The group brings together an Impressive array of experts in our criminal justice system. It includes judges, district attorneys, social workers, legislators, a former Attorney General, Ernie Preate, and a former Lieutenant Governor, Mark Singel. It is anticipated that the group will conclude its work within eighteen months with recommendations to the Legislature.

Pennsylvania has one of the largest elderly prison populations in the country. Elderly offenders cost three times as much to house as youthful offenders due to health care costs. Pennsylvania's sentencing structure has contributed to the huge elderly and life sentence population.

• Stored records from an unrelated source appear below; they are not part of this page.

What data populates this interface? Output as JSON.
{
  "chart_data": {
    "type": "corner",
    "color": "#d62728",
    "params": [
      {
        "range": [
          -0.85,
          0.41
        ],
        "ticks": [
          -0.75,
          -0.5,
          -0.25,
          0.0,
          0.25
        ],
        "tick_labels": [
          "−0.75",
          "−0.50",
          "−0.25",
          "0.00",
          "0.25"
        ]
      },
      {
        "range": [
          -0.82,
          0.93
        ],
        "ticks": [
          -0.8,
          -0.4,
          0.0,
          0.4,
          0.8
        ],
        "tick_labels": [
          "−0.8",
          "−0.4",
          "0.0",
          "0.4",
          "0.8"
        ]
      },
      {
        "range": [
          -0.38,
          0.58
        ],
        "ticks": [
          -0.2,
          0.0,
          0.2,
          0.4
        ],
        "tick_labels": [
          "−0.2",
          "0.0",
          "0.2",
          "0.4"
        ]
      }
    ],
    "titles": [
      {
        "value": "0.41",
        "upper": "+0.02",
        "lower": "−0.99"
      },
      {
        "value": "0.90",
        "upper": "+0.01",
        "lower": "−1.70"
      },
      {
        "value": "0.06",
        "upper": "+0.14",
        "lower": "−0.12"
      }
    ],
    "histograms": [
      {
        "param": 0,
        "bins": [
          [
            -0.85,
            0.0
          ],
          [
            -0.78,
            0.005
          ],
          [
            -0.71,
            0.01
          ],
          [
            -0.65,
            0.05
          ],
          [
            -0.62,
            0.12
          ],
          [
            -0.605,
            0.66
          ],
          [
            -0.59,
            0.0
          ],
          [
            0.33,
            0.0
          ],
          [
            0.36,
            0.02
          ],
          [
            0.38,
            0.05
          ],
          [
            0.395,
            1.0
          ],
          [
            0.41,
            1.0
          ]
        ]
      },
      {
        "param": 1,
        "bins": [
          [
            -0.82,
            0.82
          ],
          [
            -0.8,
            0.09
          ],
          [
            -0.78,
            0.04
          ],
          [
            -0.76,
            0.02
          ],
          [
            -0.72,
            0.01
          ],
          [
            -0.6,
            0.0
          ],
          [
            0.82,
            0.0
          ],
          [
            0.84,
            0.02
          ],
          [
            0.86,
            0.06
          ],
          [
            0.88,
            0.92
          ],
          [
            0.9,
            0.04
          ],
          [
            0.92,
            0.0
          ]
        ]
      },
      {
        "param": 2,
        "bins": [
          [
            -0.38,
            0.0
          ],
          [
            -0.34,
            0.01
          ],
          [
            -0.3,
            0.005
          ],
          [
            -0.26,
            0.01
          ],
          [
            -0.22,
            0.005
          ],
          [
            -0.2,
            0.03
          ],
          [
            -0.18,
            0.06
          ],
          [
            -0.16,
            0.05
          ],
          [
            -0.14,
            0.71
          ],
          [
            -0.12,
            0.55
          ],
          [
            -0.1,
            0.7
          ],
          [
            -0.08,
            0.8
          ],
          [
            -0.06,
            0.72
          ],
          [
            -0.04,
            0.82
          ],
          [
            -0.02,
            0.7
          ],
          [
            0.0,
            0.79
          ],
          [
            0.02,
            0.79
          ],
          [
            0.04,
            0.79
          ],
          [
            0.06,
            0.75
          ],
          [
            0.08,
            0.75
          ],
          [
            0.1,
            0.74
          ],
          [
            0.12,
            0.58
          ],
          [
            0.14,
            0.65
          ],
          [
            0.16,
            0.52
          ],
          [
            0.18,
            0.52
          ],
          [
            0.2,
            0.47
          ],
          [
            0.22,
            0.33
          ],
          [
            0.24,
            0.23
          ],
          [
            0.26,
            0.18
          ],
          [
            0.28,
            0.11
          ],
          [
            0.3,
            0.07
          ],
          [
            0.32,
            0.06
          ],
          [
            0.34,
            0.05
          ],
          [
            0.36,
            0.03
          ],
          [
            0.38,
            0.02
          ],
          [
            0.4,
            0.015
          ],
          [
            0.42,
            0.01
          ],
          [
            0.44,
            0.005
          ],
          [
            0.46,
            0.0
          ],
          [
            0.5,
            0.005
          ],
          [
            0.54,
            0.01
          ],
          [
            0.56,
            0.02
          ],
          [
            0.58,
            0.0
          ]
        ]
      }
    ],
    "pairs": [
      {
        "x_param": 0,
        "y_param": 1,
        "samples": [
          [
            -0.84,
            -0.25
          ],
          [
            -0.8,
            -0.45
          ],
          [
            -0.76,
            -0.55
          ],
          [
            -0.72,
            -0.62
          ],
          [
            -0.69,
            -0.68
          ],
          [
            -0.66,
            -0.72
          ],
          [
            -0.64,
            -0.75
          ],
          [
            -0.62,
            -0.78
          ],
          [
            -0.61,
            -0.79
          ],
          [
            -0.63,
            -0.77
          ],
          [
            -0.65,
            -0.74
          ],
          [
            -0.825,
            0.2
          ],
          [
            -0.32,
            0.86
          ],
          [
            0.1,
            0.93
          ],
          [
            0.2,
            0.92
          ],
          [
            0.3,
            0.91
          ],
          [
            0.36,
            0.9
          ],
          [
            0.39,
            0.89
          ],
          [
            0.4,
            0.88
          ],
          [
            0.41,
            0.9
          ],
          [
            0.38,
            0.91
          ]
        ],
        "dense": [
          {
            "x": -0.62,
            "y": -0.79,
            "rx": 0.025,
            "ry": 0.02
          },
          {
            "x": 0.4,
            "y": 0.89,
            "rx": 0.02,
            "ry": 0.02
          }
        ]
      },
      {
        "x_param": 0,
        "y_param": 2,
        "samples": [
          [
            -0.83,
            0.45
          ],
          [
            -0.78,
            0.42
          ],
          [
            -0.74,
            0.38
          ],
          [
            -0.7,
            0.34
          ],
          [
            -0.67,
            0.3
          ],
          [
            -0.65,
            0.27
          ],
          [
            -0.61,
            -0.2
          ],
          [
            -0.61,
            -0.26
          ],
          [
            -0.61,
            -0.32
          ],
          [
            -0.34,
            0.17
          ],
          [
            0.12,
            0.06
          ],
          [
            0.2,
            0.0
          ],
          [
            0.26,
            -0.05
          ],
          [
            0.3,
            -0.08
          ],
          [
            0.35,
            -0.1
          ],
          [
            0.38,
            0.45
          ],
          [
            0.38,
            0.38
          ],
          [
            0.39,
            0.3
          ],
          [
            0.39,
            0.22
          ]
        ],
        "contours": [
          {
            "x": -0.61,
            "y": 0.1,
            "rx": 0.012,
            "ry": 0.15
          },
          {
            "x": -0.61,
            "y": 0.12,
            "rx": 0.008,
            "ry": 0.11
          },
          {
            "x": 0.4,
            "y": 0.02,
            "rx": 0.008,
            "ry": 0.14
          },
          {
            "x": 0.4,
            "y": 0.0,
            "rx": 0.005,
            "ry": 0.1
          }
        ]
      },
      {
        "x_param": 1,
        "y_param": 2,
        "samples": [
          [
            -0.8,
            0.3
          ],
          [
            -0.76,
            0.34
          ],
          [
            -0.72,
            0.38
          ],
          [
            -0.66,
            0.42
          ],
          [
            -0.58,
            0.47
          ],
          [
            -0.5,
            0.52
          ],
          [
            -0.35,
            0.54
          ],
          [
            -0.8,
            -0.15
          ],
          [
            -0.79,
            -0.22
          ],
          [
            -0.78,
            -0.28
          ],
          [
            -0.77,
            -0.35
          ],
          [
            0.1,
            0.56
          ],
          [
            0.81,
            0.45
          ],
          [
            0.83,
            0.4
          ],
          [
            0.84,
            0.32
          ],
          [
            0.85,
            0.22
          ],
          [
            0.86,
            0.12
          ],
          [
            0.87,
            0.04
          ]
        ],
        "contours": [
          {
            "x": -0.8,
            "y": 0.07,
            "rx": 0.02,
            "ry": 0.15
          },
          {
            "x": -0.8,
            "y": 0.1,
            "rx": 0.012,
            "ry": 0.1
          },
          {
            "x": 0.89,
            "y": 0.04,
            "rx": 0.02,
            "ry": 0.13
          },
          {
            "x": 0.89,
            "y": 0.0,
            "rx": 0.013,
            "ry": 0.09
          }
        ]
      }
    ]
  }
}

Pennsylvania does not have a parole option for sentences of first and second degree murder. The commutation process which previously served as a back door release mechanism for lifers has been brought to a standstill by recent Constitutional changes implemented by former Governor Tom Ridge.

The Pennsylvania DOC has created a special prison to house elderly and disabled inmates at Laurel Highlands. Love is optimistic that the group can begin a process of revising law and regulations that will relieve the Commonwealth of a significant financial burden without compromising public safety. Studies have shown that elderly offenders are the least likely to commit new crimes upon release. Compromised health issues further inhibit their ability to return to a life of crime.

Some jurisdictions, confronted by budget crises and crowded facilities, have been forced to release large numbers of offenders. Love hopes the task force recommendations can avoid such desperate moves by sensible long-range planning.